For the arithmetic functions ARRAY_ADD, ARRAY_SUB, ARRAY_MUL, ARRAY_DIV, and ARRAY_MOD, two forms are supported for ARRAY types.
In the first form, both left-hand side (LHS) and right-hand side (RHS) operands are two instances of the same ARRAY type.
The arithmetic operation is performed in a pairwise fashion, one by one for each matching pair of elements in the two arguments. If the optional argument scope_reference is defined, then the operation is performed only over the elements within the scope. All elements outside the boundaries of scope_reference are set to NULL. The result is an ARRAY of the same data type as the input ARRAY arguments, with cardinality (number of populated elements) the same as the first input ARRAY argument.
In the second form, one of either LHS or RHS is an ARRAY value with a numeric argument type, and RHS is a numeric value that can be assigned to the element type of LHS. The arithmetic operation is performed by applying the RHS value with the arithmetic operation to each element of the ARRAY argument on the LHS. The result is an ARRAY of the same type as the input ARRAY argument, with cardinality (number of populated elements) the same as the input ARRAY argument. If the optional argument scope_reference is defined, then the operation is performed only over the elements within the scope. All elements outside the boundaries of scope_reference are set to NULL.

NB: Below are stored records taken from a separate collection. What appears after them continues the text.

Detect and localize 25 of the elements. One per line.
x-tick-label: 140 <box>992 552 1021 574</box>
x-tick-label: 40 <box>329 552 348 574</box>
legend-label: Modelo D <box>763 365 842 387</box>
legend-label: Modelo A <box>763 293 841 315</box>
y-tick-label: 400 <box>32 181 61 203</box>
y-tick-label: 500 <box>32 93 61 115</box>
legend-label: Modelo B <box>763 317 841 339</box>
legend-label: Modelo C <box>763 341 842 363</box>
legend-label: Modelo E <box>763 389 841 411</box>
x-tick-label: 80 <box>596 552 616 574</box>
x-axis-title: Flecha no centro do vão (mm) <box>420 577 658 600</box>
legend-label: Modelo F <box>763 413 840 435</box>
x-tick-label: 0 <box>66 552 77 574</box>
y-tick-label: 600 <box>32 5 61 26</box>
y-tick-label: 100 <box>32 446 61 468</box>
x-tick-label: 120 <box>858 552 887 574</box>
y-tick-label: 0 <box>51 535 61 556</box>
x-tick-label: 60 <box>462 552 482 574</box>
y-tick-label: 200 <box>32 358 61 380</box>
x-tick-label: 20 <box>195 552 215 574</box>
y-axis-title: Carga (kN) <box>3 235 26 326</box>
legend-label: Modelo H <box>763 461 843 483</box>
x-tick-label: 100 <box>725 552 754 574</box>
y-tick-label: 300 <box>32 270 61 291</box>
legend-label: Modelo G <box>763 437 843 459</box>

For both forms of the arithmetic functions, if a NULL element is encountered in an ARRAY argument, the resulting ARRAY will contain a NULL element in that position. Arithmetic operations involving arrays are not affected by the optional DEFAULT NULL clause in the CREATE TYPE statement. However, the probability of getting an error is increased when comparing arrays that have been created without the DEFAULT NULL clause.
If an ARRAY argument contains any elements that are in an uninitialized state, an error is returned. Use a scope reference to avoid referencing a range of the ARRAY that contains uninitialized elements, or set any uninitialized elements to NULL. You can do this with the OEXTEND method. See OEXTEND.